Did you know that it is possible to make bread without an oven? It sounds impossible, but it's true. Sure, countertop bread machines have been doing this for years, but electric bread makers aside, it's actually possible to produce loaves of bread in a toaster oven, slow cooker, air fryer, and even a microwave. These methods will yield bread with good texture and flavor, and even some browning around the crust, making it fine for toast, sandwiches, and fresh, warm loaves for the dinner table. But if it's artisan bread you're craving, with deep brown, sturdy crust, lots of air pockets, and a chewy texture, an oven is probably necessary. 

In order to achieve a loaf of bread like this a lot of heat is necessary — and it's not just your oven that needs to be piping hot. It's no new secret to bread bakers that using a Dutch oven as a baking vessel will give them the results they want. But it goes beyond simply placing your kneaded and risen dough in the pot that goes into the oven. For bread results that can rival those of any professional bakery, you'll actually need to preheat your Dutch oven. 

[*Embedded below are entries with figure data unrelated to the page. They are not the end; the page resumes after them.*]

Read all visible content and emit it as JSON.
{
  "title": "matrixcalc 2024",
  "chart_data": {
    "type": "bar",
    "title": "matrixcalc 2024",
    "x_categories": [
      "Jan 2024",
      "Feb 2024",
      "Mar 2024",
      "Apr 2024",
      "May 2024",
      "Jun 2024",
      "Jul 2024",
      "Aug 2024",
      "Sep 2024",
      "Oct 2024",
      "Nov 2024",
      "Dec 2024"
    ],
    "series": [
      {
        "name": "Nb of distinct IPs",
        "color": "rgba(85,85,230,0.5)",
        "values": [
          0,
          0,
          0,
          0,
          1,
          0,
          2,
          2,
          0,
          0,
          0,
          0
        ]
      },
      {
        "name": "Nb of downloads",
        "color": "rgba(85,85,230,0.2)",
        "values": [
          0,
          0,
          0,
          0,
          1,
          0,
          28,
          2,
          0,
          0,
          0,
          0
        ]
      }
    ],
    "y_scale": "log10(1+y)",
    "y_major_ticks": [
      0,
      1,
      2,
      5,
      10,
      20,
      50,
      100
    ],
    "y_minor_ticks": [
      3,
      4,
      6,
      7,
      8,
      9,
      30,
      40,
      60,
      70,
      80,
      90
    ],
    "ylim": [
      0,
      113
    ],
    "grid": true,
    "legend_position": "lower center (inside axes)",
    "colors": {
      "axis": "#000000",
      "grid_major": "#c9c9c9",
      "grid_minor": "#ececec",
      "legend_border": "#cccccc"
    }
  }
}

A preheated dutch oven will create steam

Picture-perfect, pristine loaves of bread are partially the result of steam at work. In bread baking, hot steam reacts with the dough to quickly expand it, leaving behind those signature air holes inside the bread. It also produces a shiny, crisp crust on the exterior. In short, steam makes bread look and taste gorgeous. Professional bake houses use ovens that have built-in steam injectors that create the perfect amount of steam at the right time at the touch of a button. Most home ovens aren't that fancy, but they do allow plenty of room for Dutch ovens which can work the same way.

When you preheat your Dutch oven, you are creating an environment that will work similarly to a professional bread oven. When your bread dough is ready for baking, you place it in your preheated Dutch oven. The intense heat combines with the moisture of the dough creating -– you guessed it -– steam. The dough will immediately spring into life, so to speak, and rise beautifully. In addition, the steam essentially gives the yeast more time to reduce flour starch into sugar which caramelizes or gives bread its browned crust. Most Dutch oven bread recipes will instruct you to remove the lid of the pot at some point to get the crust super golden and crispy. Prepare to be amazed at how preheating your Dutch oven will change the results of your homemade bread for the better.